Diğer yandan ölü ve sahipsiz toprağı çeviren kimse yıllarca işletmeksizin bekletme hakkına sahip midir? Böyle bir hak tanındığı takdirde kolay ve masrafsız bir yolla geniş toprak parçalarını belli kişiler çevirir ve başkalarının yararlanmasını da engelleyebilirdi. Halbuki toprak işgaline ve ihyasına izin verilmesi bu toprakların üretime sokulması amacına yöneliktir. Bu yüzden çevrilen, fakat üretime sokulamadan elde tutulabilecek süre hadiste üç yılla sınırlandırılmıştır: "Âd`tan kalanlar Allah`ın, Rasûlunun ve sonra sizindir. Kim ölü bir araziyi ihya ederse ona sahip olur. Çeviren üç yıl içinde ihya etmemişse, bundan sonra bir hakkı kalmaz" (Ebu Yûsuf, Kitâbü`l-Harâc, Kahire 1396, 70). Hz. Ömer`in uygulaması da bu şekilde olmuştur. O şöyle demiştir: "Ölü araziyi kim ihya ederse onun olur. Çeviren üç yıl içinde ihya etmezse, çevirdiği arazı üzerinde bir hakkıkalmaz" (Ebû Yûsuf, a.g.e., 71).

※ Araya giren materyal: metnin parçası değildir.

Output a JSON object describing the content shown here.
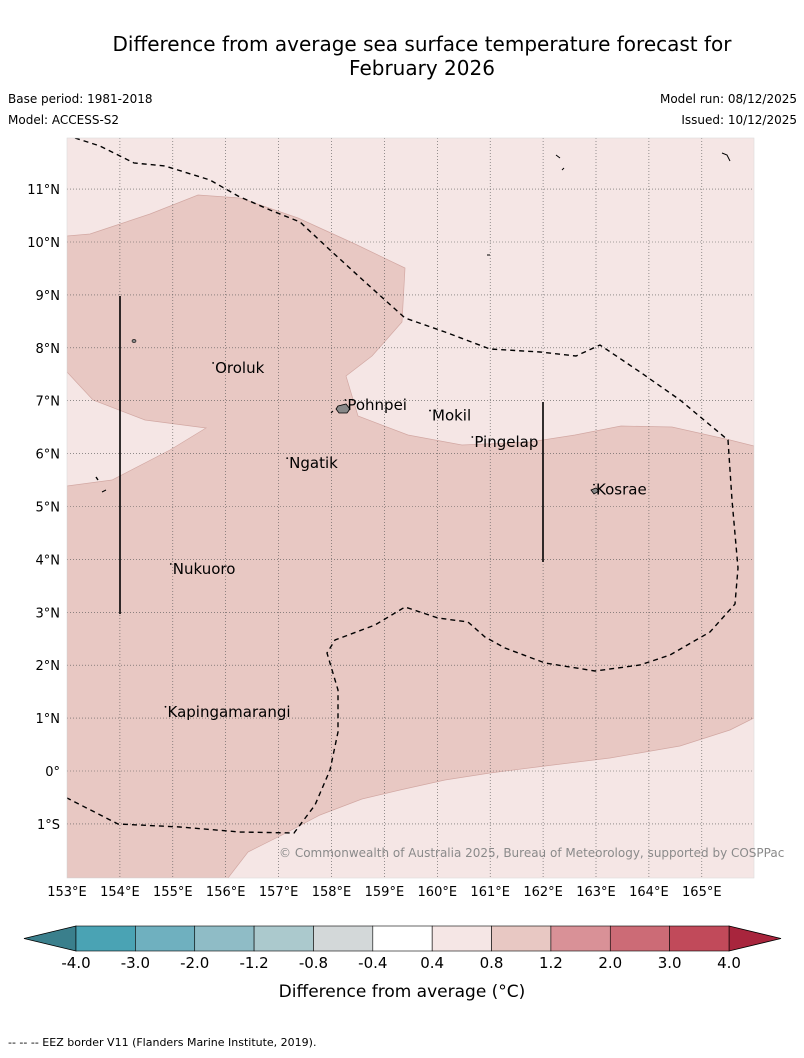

Bu duruma göre sahipsiz bir araziyi çevirmek üç yıl süreyle burasını mülk olarak edinmede öncelik hakkıvermektedir. Üç yıl içinde ihya gerçekleşmezse bu öncelik hakkı düşmektedir. Burada meydana gelen bir mülkiyet hakkının düşmesinden çok mülkiyeti elde etmede sahip olduğu öncelik hakkının düşmesi söz konusu olmaktadır.
Sürenin geçmesiyle hakların kazanılması veya kaybedilmesi temelde adalete ve yaratılışa aykırı düşer. Buna bir malı gasp veya hırsızlık yoluyla ele geçiren kimsenin durumunu örnek verebiliriz. Eğer bu kimse meselâ; yakalanmadan veya dava edilmeden on yıl geçince bir mala mâlik sayılsa bu bir zulüm olurdu.
Diğer yandan Imamı Mâlik`e göre kendi mezhebinde sonrakilerin görüşüne muhalif olarak bir malı "ihrâr" hâlinde mülkiyet hakkı elde edildiği gibi, başkanın bunu ihrâzı hâlinde belli bir süre geçince önceki mâlikin hakkının düşeceği görüşünü benimsemiştir. Mâlik b. Enes (ö. 179/795) bu konuda Said b. el-Müseyyeb (ö. 93/711)`ten mürsel* olarak nakledilen şu hadise dayanır: "Kim bir Seve nizasız ve fâsılasız (hasmı aleyhine) on yıl süreyle zilyed olursa, bu Şeye ondan daha fazla hak sahibi olur" (el-Mâlik, el-Müdevvene, Mısır 1323,` 1905, XIII, 23).